Nelson composed four of the six tunes on this album ("Main Stem" is Ellington; "Tangerine" is Johnny Mercer and Hollywood composer Victor Schertzinger), and they're very much tailored to this group. "Tipsy" is my favorite, tuneful and inventive, with room for solos by Oliver, Newman and Jones, with propulsive backing by George Duvivier, Charlie Persip and Barretto (with an inventive solo bt Duvivier).

I've written about Joe Newman's later work as an educator with Jazz Interactions. But here's a little about where he came from: New Orleans, where "I thought that jazz had been here ever since the world began." In an interview for the national jazz archive, he talks about his father, who he knew as a chauffeur, until he suddenly discovered he was also a musician, and the music his father brought into the house, and how he became part of it.
started playing trumpet when I was six years old, and I learned to play it within two years, by myself. At eight, I had my first formal lesson.

That came about when some musicians were having a band rehearsal at my house with my father; I was out on the back step, blowing along with them. They heard me, and they stopped, but I was still out there blowing. I didn’t see them standing there at the screen door; next thing I heard was: “Why don’t you give that kid some lessons?” That’s really how I got started.

Before that, I’d wanted to play tenor saxophone. I used to have a lead pipe plumbing fixture, and it was sort of shaped like a saxophone; I blew that and made music with it.

Another kid played a banjo, my brother had a trumpet made from some tubing and a funnel, and we used to play little parties. Then one of my playmates stole my lead pipe; so I had another one made, that looked more like a saxophone.

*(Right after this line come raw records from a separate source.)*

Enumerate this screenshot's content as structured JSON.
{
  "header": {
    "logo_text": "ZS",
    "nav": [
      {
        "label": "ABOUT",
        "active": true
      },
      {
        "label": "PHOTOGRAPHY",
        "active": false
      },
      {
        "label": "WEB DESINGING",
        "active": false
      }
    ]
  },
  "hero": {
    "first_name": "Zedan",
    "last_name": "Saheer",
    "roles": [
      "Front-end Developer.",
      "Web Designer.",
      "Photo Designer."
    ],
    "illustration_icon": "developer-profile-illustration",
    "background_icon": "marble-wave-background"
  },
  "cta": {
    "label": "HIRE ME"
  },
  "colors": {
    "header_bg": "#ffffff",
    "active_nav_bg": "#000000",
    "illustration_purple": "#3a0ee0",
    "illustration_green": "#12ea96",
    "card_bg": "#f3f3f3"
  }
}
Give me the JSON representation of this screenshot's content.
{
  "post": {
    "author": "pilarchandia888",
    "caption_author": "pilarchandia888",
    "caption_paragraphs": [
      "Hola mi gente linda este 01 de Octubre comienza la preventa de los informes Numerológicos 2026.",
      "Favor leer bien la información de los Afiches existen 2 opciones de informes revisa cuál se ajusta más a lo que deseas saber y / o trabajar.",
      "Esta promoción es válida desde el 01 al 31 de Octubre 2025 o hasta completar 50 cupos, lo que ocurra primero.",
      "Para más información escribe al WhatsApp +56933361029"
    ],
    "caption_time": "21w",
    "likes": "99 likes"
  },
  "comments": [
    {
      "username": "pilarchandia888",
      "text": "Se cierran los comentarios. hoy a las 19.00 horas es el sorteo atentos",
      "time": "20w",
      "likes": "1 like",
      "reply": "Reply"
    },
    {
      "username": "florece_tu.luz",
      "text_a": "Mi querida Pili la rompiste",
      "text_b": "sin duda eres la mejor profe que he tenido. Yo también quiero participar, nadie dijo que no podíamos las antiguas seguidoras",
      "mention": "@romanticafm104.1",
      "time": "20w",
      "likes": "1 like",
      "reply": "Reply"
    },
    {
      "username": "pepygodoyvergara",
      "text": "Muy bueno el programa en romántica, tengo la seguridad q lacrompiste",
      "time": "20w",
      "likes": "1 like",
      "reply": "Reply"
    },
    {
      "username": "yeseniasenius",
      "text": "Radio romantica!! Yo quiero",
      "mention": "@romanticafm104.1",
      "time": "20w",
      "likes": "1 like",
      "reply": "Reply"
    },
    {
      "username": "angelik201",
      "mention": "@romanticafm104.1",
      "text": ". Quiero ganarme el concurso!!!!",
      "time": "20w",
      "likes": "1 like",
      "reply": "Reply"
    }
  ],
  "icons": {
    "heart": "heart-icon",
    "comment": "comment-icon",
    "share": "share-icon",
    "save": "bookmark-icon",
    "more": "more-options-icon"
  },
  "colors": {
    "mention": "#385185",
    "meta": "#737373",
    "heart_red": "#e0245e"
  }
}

At eight years old, I could play some songs, and I started to do gigs with some of the same men my father had worked with. My mother would let me go if they’d come get me and bring me home. These were three and four piece bands; then after a while I started working with some bigger bands around New Orleans—about thirteen pieces, something like that. Such as Henry Hart, Bill Phillips. Richard Gray and his Society Syncopators—that was one of the first bands that operated in the Carlton area, what they called Uptown in New Orleans. 
All that was just part of his life, just part of growing up in New Orleans. 

It wasn’t until recently, when I started to put together lectures on Louis Armstrong, for colleges and different places, and I was reading books to gather material, that I saw these names of so many guys that I grew up around—playing with my father, friends of our family. These guys were creating it then, man, and I didn’t know it. Some of the earlier history was being made. 
 
The album was called Main Stem, and the 45 RPM single that came from the album was the title track, split over two sides. Esmond Edwards produced for Prestige.